L'irrésistible influence turque au sein de la société islamique médiévale

Jean-Paul Roux, Histoire des Turcs. Deux mille ans du Pacifique à la Méditerranée, Paris, Fayard, 2000, p. 154-155 :

"Pour envisager une déturquisation des mercenaires [Mamelouks] au IXe siècle, il faudrait admettre qu'ils aient été étroitement mêlés à la population indigène ou qu'ils aient été achetés enfants et élevés dans la religion musulmane comme le seront plus tard les janissaires. Il n'en fut rien. Les miliciens étaient tenus à l'écart des querelles musulmanes. A Samarra, ils avaient leurs quartiers particuliers, vivaient groupés selon leur ethnie d'origine, et il leur était interdit de se mélanger à la population locale et de prendre femme en dehors du lot des jeunes filles turques que le calife achetait pour eux. Ibn Hawqal insiste sur le fait qu'étaient également recherchés en Asie centrale mâles et femelles, pourvu qu'ils fussent jeunes. Ce dernier point est d'importance, car la plus grande fidélité des femmes aux traditions ancestrales est une loi générale, et c'est un fait très musulman que la femme ne soit qu'un demi-membre de la communauté, c'est-à-dire qu'elle ait une éducation coranique rudimentaire et une faible participation à la vie sociale et religieuse. Son influence sur les enfants turcs nés en terre d'islam, dans l'Umma (communauté des croyants), en admettant les dispositions de ceux-ci à renier leur passé, n'aurait pu que les freiner. Or les auteurs musulmans, et au premier chef Djahiz, louent chez les Turcs, outre le courage et la simplicité, la fidélité au pays natal.

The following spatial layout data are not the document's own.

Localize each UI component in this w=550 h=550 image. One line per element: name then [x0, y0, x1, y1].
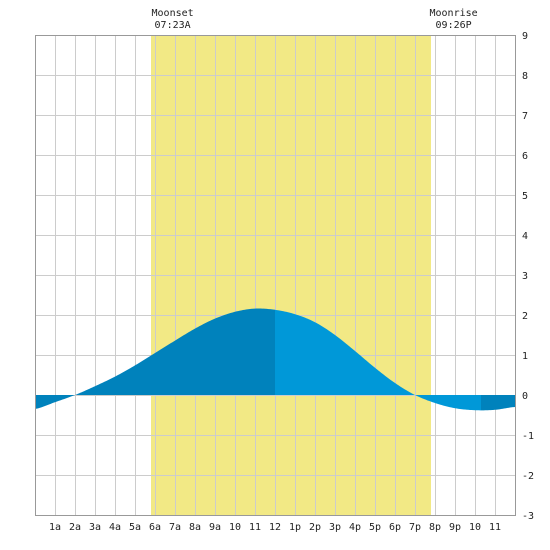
y-tick-label: 1 — [522, 351, 528, 362]
tide-area-afternoon — [275, 309, 481, 411]
moon-event-time: 09:26P — [436, 20, 472, 31]
plot-frame — [35, 35, 516, 516]
y-tick-label: 3 — [522, 271, 528, 282]
tide-area-layer — [35, 308, 515, 411]
y-tick-label: -2 — [522, 471, 534, 482]
x-tick-label: 8p — [429, 522, 441, 533]
x-tick-label: 2a — [69, 522, 81, 533]
grid-layer — [35, 35, 515, 515]
y-tick-label: -1 — [522, 431, 534, 442]
y-tick-label: 6 — [522, 151, 528, 162]
x-tick-label: 12 — [269, 522, 281, 533]
y-tick-label: 7 — [522, 111, 528, 122]
y-axis-ticks: -3 -2 -1 0 1 2 3 4 5 6 7 8 9 — [522, 31, 534, 522]
x-tick-label: 5p — [369, 522, 381, 533]
x-tick-label: 1a — [49, 522, 61, 533]
x-tick-label: 5a — [129, 522, 141, 533]
y-tick-label: 9 — [522, 31, 528, 42]
x-tick-label: 10 — [469, 522, 481, 533]
x-axis-ticks: 1a 2a 3a 4a 5a 6a 7a 8a 9a 10 11 12 1p 2p 3p 4p 5p 6p 7p 8p… — [49, 522, 501, 533]
x-tick-label: 4a — [109, 522, 121, 533]
y-tick-label: 4 — [522, 231, 528, 242]
x-tick-label: 9a — [209, 522, 221, 533]
y-tick-label: -3 — [522, 511, 534, 522]
x-tick-label: 4p — [349, 522, 361, 533]
moon-event-name: Moonrise — [430, 8, 478, 19]
y-tick-label: 0 — [522, 391, 528, 402]
moon-event-name: Moonset — [152, 8, 194, 19]
x-tick-label: 1p — [289, 522, 301, 533]
x-tick-label: 3p — [329, 522, 341, 533]
x-tick-label: 11 — [489, 522, 501, 533]
x-tick-label: 10 — [229, 522, 241, 533]
x-tick-label: 7a — [169, 522, 181, 533]
x-tick-label: 2p — [309, 522, 321, 533]
tide-area-night — [481, 395, 515, 411]
y-tick-label: 8 — [522, 71, 528, 82]
y-tick-label: 2 — [522, 311, 528, 322]
tide-area-morning — [35, 308, 275, 409]
x-tick-label: 7p — [409, 522, 421, 533]
moon-event-time: 07:23A — [155, 20, 191, 31]
x-tick-label: 11 — [249, 522, 261, 533]
x-tick-label: 3a — [89, 522, 101, 533]
y-tick-label: 5 — [522, 191, 528, 202]
x-tick-label: 8a — [189, 522, 201, 533]
x-tick-label: 9p — [449, 522, 461, 533]
x-tick-label: 6p — [389, 522, 401, 533]
x-tick-label: 6a — [149, 522, 161, 533]
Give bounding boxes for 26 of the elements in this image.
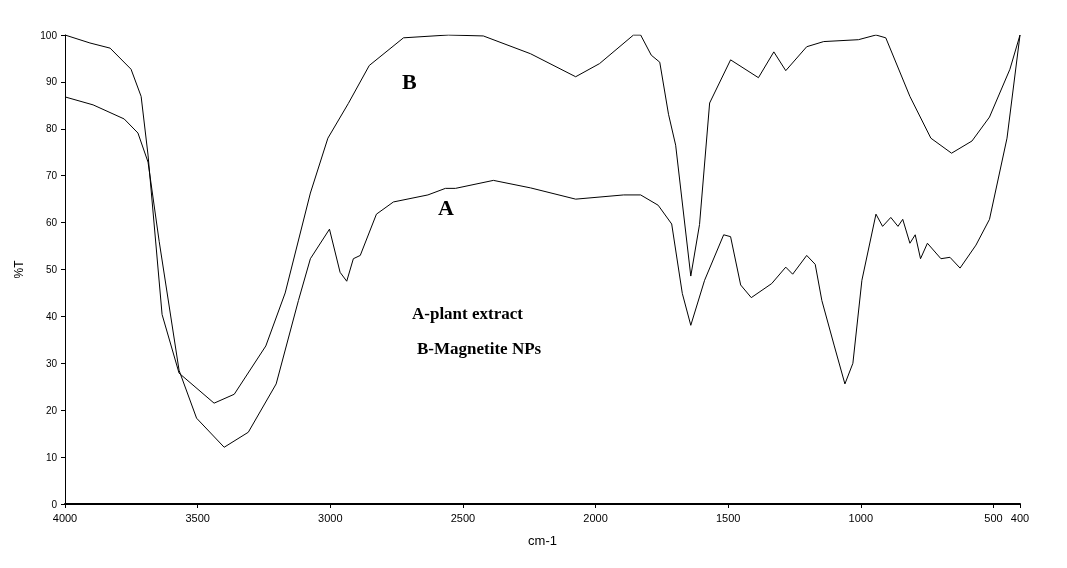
annotation: A-plant extract	[412, 304, 524, 323]
y-axis-title: %T	[12, 259, 26, 279]
y-tick-label: 100	[40, 29, 58, 41]
x-tick-label: 500	[984, 511, 1003, 524]
y-tick-label: 30	[45, 357, 58, 369]
annotation: B-Magnetite NPs	[417, 339, 542, 358]
x-axis-title: cm-1	[528, 533, 557, 548]
x-tick-label: 3500	[185, 511, 210, 524]
y-tick-label: 50	[45, 264, 58, 275]
y-tick-label: 10	[45, 451, 58, 463]
annotation: B	[402, 68, 417, 94]
x-tick-label: 1500	[715, 511, 741, 524]
y-tick-label: 70	[45, 170, 58, 182]
x-tick-label: 2000	[583, 511, 608, 524]
x-tick-label: 400	[1010, 511, 1030, 524]
y-tick-label: 80	[45, 123, 58, 135]
x-tick-label: 4000	[52, 511, 78, 524]
y-tick-label: 0	[51, 498, 58, 510]
x-tick-label: 2500	[450, 511, 476, 524]
y-tick-label: 90	[45, 76, 58, 88]
x-tick-label: 1000	[848, 511, 874, 524]
y-tick-label: 20	[45, 404, 58, 416]
annotation: A	[438, 194, 454, 220]
x-tick-label: 3000	[318, 511, 343, 524]
y-tick-label: 60	[45, 217, 58, 229]
y-tick-label: 40	[45, 310, 58, 322]
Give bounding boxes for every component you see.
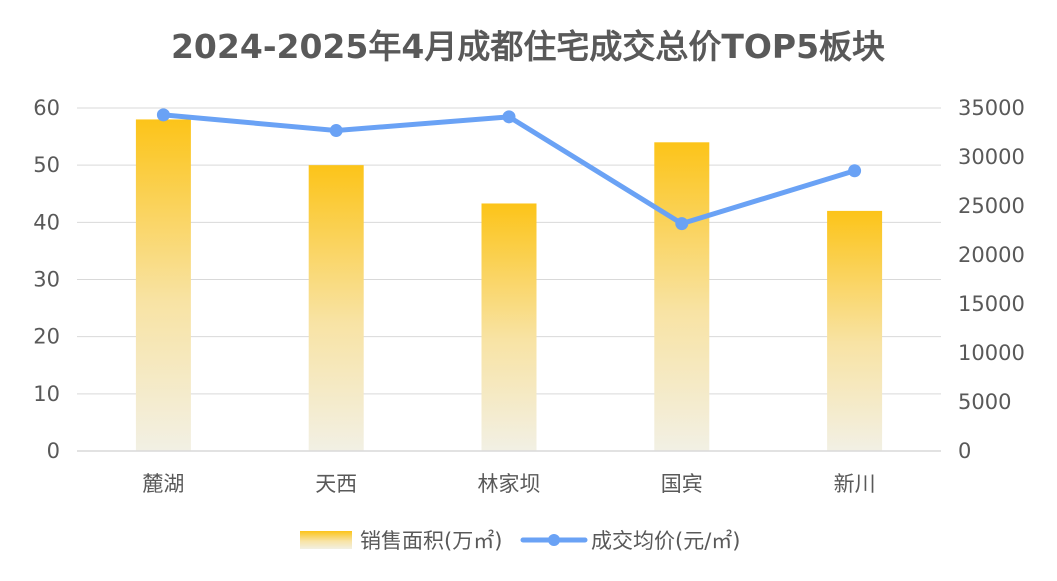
chart-title: 2024-2025年4月成都住宅成交总价TOP5板块 <box>171 27 885 66</box>
y-right-tick-label: 10000 <box>958 341 1025 365</box>
bar <box>135 119 191 451</box>
bar <box>654 142 710 452</box>
y-left-tick-label: 50 <box>33 153 60 177</box>
x-tick-label: 国宾 <box>661 472 703 496</box>
bar <box>308 165 364 451</box>
legend-bar-label: 销售面积(万㎡) <box>360 529 502 553</box>
legend-line-label: 成交均价(元/㎡) <box>591 529 740 553</box>
x-tick-label: 林家坝 <box>478 472 541 496</box>
y-right-tick-label: 35000 <box>958 96 1025 120</box>
y-left-tick-label: 60 <box>33 96 60 120</box>
x-tick-label: 新川 <box>834 472 876 496</box>
y-left-tick-label: 0 <box>47 439 60 463</box>
y-right-tick-label: 5000 <box>958 390 1011 414</box>
x-axis: 麓湖 天西 林家坝 国宾 新川 <box>77 450 941 496</box>
y-axis-left: 0 10 20 30 40 50 60 <box>33 96 60 463</box>
legend-line-marker <box>548 534 560 546</box>
y-right-tick-label: 0 <box>958 439 971 463</box>
y-right-tick-label: 30000 <box>958 145 1025 169</box>
line-point <box>329 124 343 138</box>
y-left-tick-label: 20 <box>33 325 60 349</box>
y-right-tick-label: 20000 <box>958 243 1025 267</box>
y-right-tick-label: 25000 <box>958 194 1025 218</box>
y-axis-right: 0 5000 10000 15000 20000 25000 30000 35000 <box>958 96 1025 463</box>
y-left-tick-label: 40 <box>33 210 60 234</box>
x-tick-label: 麓湖 <box>142 472 184 496</box>
line-point <box>848 164 862 178</box>
y-left-tick-label: 30 <box>33 268 60 292</box>
bar <box>827 210 883 451</box>
line-point <box>156 108 170 122</box>
x-tick-label: 天西 <box>315 472 357 496</box>
line-point <box>502 110 516 124</box>
line-series <box>156 108 862 231</box>
y-left-tick-label: 10 <box>33 382 60 406</box>
bar <box>481 203 537 451</box>
line-point <box>675 217 689 231</box>
bar-series <box>135 119 883 452</box>
legend: 销售面积(万㎡) 成交均价(元/㎡) <box>300 529 740 553</box>
y-right-tick-label: 15000 <box>958 292 1025 316</box>
legend-bar-swatch <box>300 531 352 549</box>
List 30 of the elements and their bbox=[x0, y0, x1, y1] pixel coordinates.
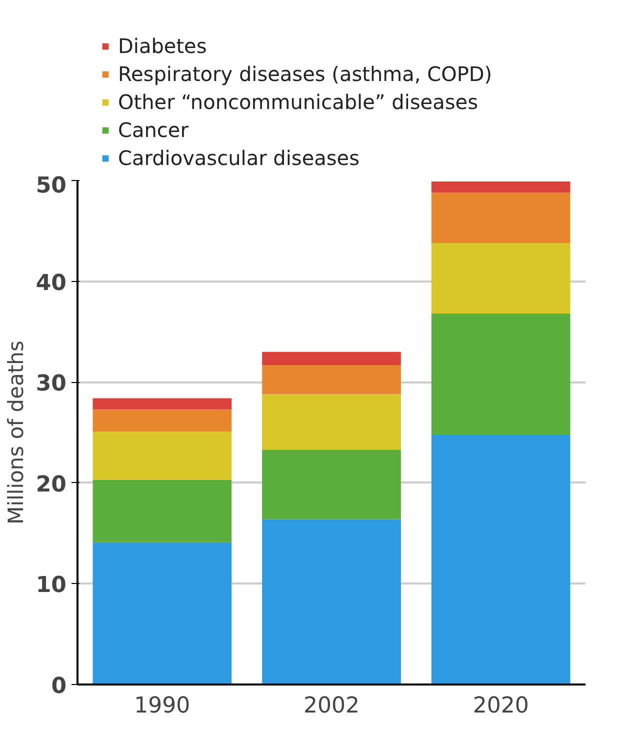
legend-label: Other “noncommunicable” diseases bbox=[118, 90, 478, 114]
bar bbox=[262, 394, 401, 450]
x-tick-label: 2002 bbox=[304, 694, 360, 718]
y-tick-label: 40 bbox=[36, 270, 67, 296]
bar bbox=[262, 450, 401, 520]
x-tick-label: 1990 bbox=[134, 694, 190, 718]
y-tick-label: 50 bbox=[36, 174, 67, 198]
y-tick-label: 30 bbox=[36, 372, 67, 397]
bar bbox=[262, 364, 401, 394]
bar bbox=[92, 480, 232, 542]
legend-label: Cardiovascular diseases bbox=[118, 146, 360, 170]
y-tick-label: 0 bbox=[51, 674, 67, 699]
legend-label: Cancer bbox=[118, 118, 188, 142]
y-axis-title: Millions of deaths bbox=[4, 340, 28, 524]
bar bbox=[92, 431, 232, 480]
bar bbox=[431, 192, 570, 243]
bar bbox=[92, 409, 232, 432]
y-tick-label: 20 bbox=[36, 472, 67, 498]
legend-label: Diabetes bbox=[118, 34, 207, 58]
bar bbox=[431, 182, 570, 193]
bar bbox=[92, 542, 232, 684]
x-tick-label: 2020 bbox=[472, 694, 529, 718]
legend-label: Respiratory diseases (asthma, COPD) bbox=[118, 62, 492, 86]
bar bbox=[262, 352, 401, 365]
bar bbox=[431, 314, 570, 435]
bar bbox=[431, 434, 570, 684]
y-tick-label: 10 bbox=[36, 573, 67, 598]
bar bbox=[92, 398, 232, 410]
bar bbox=[262, 519, 401, 684]
bar bbox=[431, 242, 570, 314]
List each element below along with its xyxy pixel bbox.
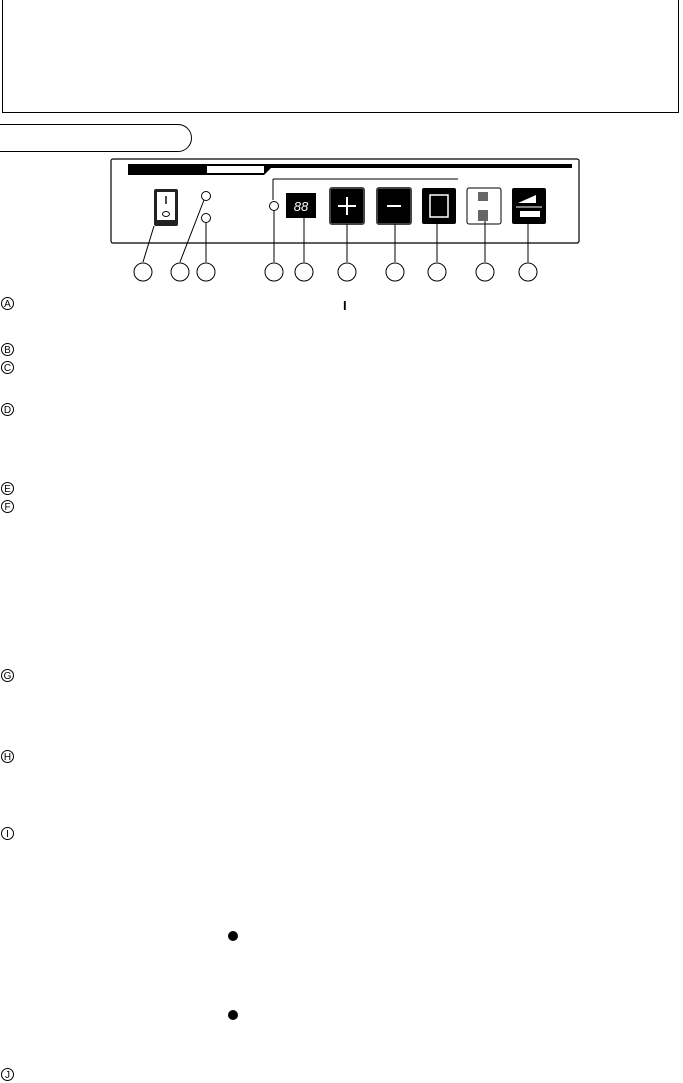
svg-text:88: 88	[294, 199, 309, 214]
bullet-icon	[228, 1010, 238, 1020]
tray-button[interactable]	[466, 187, 502, 225]
label-b: B	[1, 343, 14, 356]
indicator-lamp-d	[269, 201, 279, 211]
power-on-symbol: I	[343, 298, 347, 313]
label-i: I	[1, 827, 14, 840]
indicator-lamp-b	[201, 191, 211, 201]
section-title-pill	[0, 124, 192, 152]
indicator-lamp-c	[201, 213, 211, 223]
label-f: F	[1, 500, 14, 513]
bullet-icon	[228, 931, 238, 941]
header-box	[2, 0, 679, 113]
label-d: D	[1, 403, 14, 416]
minus-button[interactable]	[376, 187, 412, 225]
label-a: A	[1, 297, 14, 310]
label-e: E	[1, 482, 14, 495]
label-j: J	[1, 1068, 14, 1081]
callout-lines	[142, 199, 529, 263]
eject-button[interactable]	[512, 188, 546, 224]
panel-outline	[110, 158, 580, 244]
counter-display: 88	[286, 193, 316, 218]
paper-button[interactable]	[422, 188, 456, 224]
label-h: H	[1, 750, 14, 763]
panel-header-bar	[128, 164, 572, 175]
label-c: C	[1, 361, 14, 374]
plus-button[interactable]	[329, 187, 365, 225]
power-switch[interactable]	[154, 189, 178, 226]
callout-circles	[133, 262, 538, 282]
label-g: G	[1, 669, 14, 682]
control-panel-diagram: 88	[110, 158, 580, 282]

Comme l'écrivait von Grünebaum, « leur violence émeut, mais plus encore leur résistance à l'assimilation ; leur attachement au pays où ils sont nés [...] ne traduit pas ici une simple nostalgie : il comporte au contraire de redoutables conséquences. Car les Turcs font passer la cohésion du groupe, même installé au cœur de l'islam, avant l'appartenance à la communauté islamique ».

Il est donc évident qu'il faut mettre au compte de leur influence la transformation profonde de la société islamique au IXe siècle, transformation dans tous les domaines, que le juriste, le sociologue, le théologien reconnaîtraient, comme l'historien de l'art quand il voit le renouvellement et l'essor de l'iconographie, le développement de l'art funéraire (en principe formellement condamné par la charia, mais qui finira par devenir une des plus hautes expressions du génie architectural musulman)."